I parted from my parents at a surprisingly reasonable 9.30am, leaving an hour for security and all that guff. We double-checked the noticeboards before I headed through, spending a fairly moderate five or ten minutes in the queue. I was briefly concerned by notices about placing electronics into trays, because about 80% of my hand luggage was electronics, but thankfully this turned out to just mean laptops really.
I emerged on the other side to see the schedule boards now reporting that the flight to Amsterdam will be delayed for 1 hour, which would cause me to miss my connection to Japan. Not Okay. Nobody at information desk. A friendly co-victim with a pleasant northern accent says he's reported it. I wait.
Eventually someone actually turns up and says they've checked the connections and there will be no problems. We remain sceptical, but accept it. When we arrive, "no problems" translates into a dash across Schiphol, skipping any chance of lunch or even grabbing something to eat later - luckily the warning at Manchester gave me a chance to pick something up there.

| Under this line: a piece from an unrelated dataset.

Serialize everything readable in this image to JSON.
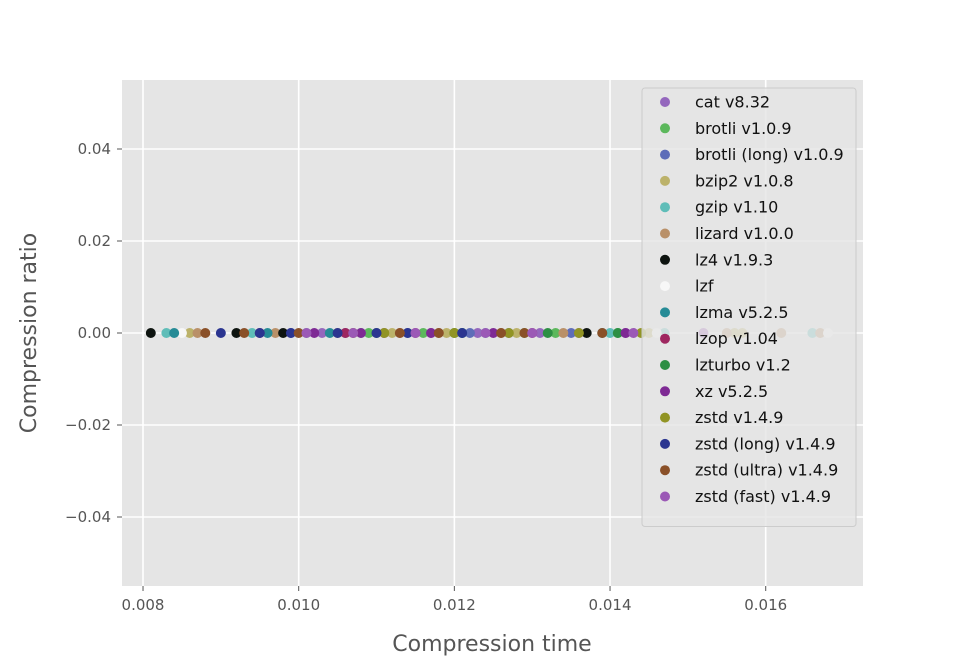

The flight to Fukuoka is long and very boring. I was surprised how primitive the plane seemed. Despite having the aisle seat, I was restricted in movements by inability to fold the arm, which made it almost impossible to leave the seat on the many occasions when a tray of food had been placed on my table. A minuscule screen offered a sizeable selection of films, none of which could be seen clearly from any conceivable angle, let alone when the bloke in front tilted his chair back (which is to say, always). Following my plan, I tried to catch forty winks in the later part of the flight so as to make it through a day in Fukuoka, but despite spending several hours in the dark and feeling sleep hover tantalisingly about my consciousness, it would never quite take the bait. As I write this I am knackered. Also soaked with sweat and rain, because it's 28C and raining heavily in Fukuoka.
I'd arranged to rent a phone at the airport when I arrived. I duly grabbed the map and went to the designated location. Nothing there. Hmm. Ah, it seems to be on the third floor, not here. Arriving at the marked point on the third floor, I saw only an ordinary shop, where I was met with bewildered helpfulness. Helpfully, the rental company had explained that their counter wasn't marked with the name of their company, but failed to say what it was called. I went downstairs to the information point, who sent me back up. The upstairs information point had no idea, and sent me downstairs again to look for a stall marked with the name of the company who delivered rental phones to your house, which as far as I could tell was unrelated to the actual rental company; I tried anyway, but couldn't find anything in the location she'd indicated. Here, I talked to another couple of phone rental booths, who knew nothing, but did so very politely. Returning upstairs, I made another run around various shops before returning to my friend upstairs, who phoned the delivery company and confirmed that yes, they did handle G-Call phones and had a phone for me. Heading back downstairs for a victorious final trip, I discovered the reason I hadn't found it was the information desk map was misleading. So, the information provided by both the phone rental company and the information desk was wrong, and nobody in the airport knew anything about the arrangement or the company except the lady who actually provided phones. Gold stars all round, then. I made a point of passing the word on to the other information desks I'd consulted, to make up for their effort and perhaps help out next time a confused tourist turned up.
By this time I thought I was tired, weary, hot and sweaty, but that was before I'd dragged my own weight in baggage into a shuttle bus, down several escalators, across three stations, across town for 10 minutes between two of said stations, and round to the apartment block in pouring rain. A pleasant rental agent soon showed up to introduce me to my "mansion" - of which more later.